5. GCL API reference
The Graphcore Communication Library (GCL) provides application-level functions that can be used in Poplar programs for the IPU.
5.1. gcl/TileAllocation.hpp
-
namespace gcl
Functions
-
std::vector<unsigned> perIPUTiles(const poplar::Graph &graph, unsigned offset, unsigned count, bool sorted = true)
Return a list of tile ids optimal for gcl collective operations.

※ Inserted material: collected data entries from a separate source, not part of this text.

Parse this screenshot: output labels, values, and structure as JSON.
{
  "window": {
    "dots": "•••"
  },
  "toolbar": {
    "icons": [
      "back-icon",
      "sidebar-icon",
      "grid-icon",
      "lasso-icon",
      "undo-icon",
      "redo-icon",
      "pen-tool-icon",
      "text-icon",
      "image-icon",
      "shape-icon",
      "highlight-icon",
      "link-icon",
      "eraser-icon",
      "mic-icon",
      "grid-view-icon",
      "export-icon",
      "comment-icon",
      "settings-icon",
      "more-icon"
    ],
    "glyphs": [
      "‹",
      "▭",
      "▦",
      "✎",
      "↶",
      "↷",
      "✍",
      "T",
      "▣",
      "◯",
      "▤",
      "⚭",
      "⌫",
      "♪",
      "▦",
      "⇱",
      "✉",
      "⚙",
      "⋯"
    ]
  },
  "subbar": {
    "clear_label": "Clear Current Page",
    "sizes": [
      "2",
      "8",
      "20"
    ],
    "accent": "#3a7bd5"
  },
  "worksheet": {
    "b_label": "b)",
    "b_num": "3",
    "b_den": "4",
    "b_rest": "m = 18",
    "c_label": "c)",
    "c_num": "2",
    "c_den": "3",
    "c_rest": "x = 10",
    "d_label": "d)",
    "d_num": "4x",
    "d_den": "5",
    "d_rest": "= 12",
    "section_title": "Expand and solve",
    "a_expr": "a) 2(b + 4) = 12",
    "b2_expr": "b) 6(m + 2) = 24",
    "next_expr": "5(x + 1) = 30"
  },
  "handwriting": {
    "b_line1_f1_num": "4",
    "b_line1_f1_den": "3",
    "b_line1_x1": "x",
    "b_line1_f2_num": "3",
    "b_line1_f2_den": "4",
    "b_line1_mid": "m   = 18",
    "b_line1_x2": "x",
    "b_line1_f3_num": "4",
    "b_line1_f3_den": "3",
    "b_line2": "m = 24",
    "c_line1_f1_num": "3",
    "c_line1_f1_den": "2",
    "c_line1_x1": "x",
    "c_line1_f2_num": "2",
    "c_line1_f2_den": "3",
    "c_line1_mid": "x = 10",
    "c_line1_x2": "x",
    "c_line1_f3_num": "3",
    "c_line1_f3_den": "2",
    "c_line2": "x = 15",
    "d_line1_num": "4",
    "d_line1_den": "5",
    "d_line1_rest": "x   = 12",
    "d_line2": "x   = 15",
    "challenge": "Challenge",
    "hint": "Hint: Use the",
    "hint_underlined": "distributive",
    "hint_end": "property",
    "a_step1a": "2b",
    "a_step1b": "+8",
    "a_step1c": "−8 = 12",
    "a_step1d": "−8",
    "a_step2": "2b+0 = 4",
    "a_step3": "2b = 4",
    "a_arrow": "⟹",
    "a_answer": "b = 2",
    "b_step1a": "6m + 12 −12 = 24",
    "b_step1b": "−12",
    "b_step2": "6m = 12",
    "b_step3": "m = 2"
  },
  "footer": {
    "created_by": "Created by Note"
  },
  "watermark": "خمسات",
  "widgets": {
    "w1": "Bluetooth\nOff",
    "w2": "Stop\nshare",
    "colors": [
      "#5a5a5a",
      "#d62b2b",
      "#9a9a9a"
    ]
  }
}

To use GCL collectives the number of io tiles set in GCL_NUM_IO_TILES should be excluded from the compute tile graph using the offset parameter. GCL will then pick up the iotiles from offset 0.
- Parameters
graph – The graph on which to allocate tiles
offset – Skip a number of tiles and allocate from an offset
count – Number of tiles ids to return
sorted – If true will sort the returned list of ids. This should normally be true and is thus also the default.
Variables
-
constexpr auto MIN_IO_TILES = 32
The lowest number of io tiles currently supported.
-
std::vector<unsigned> perIPUTiles(const poplar::Graph &graph, unsigned offset, unsigned count, bool sorted = true)
5.2. gcl/Collectives.hpp
-
namespace gcl
Enums
-
enum CommGroupType
Enum to define communication group specification type Assumption: replica groups are uniform in size and layout on IPUs.
Values:
-
enumerator ALL
All replicas viewed as one group, replica group size is ignored.
-
enumerator CONSECUTIVE
Groups are consecutive in replica.
If there are N replicas denoted {0….N-1} and group size is k then the groups are: {0, 1, … k-1}, {k, … 2k-1} … {N-k-1, … N-1}
-
enumerator ORTHOGONAL
Groups are sliced orthogonal to the replica ordering.
If there are N replicas denoted {0….N-1} and group size is k then the groups are: {0, k, 2k, …}, {1, k+1, 2k+1, …} … {k-1, 2k-1, …, N-1}
-
enumerator ALL
Functions
-
poplar::Tensor allReduce(poplar::Graph &graph, const poplar::Tensor &data, popops::Operation op, poplar::program::Sequence &prog, const CommGroup &group, const std::string &debugPrefix = "", const poplar::OptionFlags &options = {})
Perform an all-reduce operation.
The operation is performed on the provided tensor over replicas as specified by the
group
argument. This operation reduces across the tensors that the replicated tensor is a handle for. The result is returned as a replicated tensor.- Parameters
graph – The replicated graph the input tensor belongs to.
data – The replicated tensor to reduce.
op – The reduction operator (for example, poplar::Operation::ADD).
prog – The program sequence to add operations to.
group – The subset of replicas for the collective operation.
debugPrefix – String used as a prefix for compute sets.
options – Collective options.
- Returns
A replicated tensor with the reduction of
data
.
-
poplar::Tensor allReduce(poplar::Graph &graph, const poplar::Tensor &data, popops::Operation op, poplar::program::Sequence &prog, const std::string &debugPrefix = "", const poplar::OptionFlags &options = {})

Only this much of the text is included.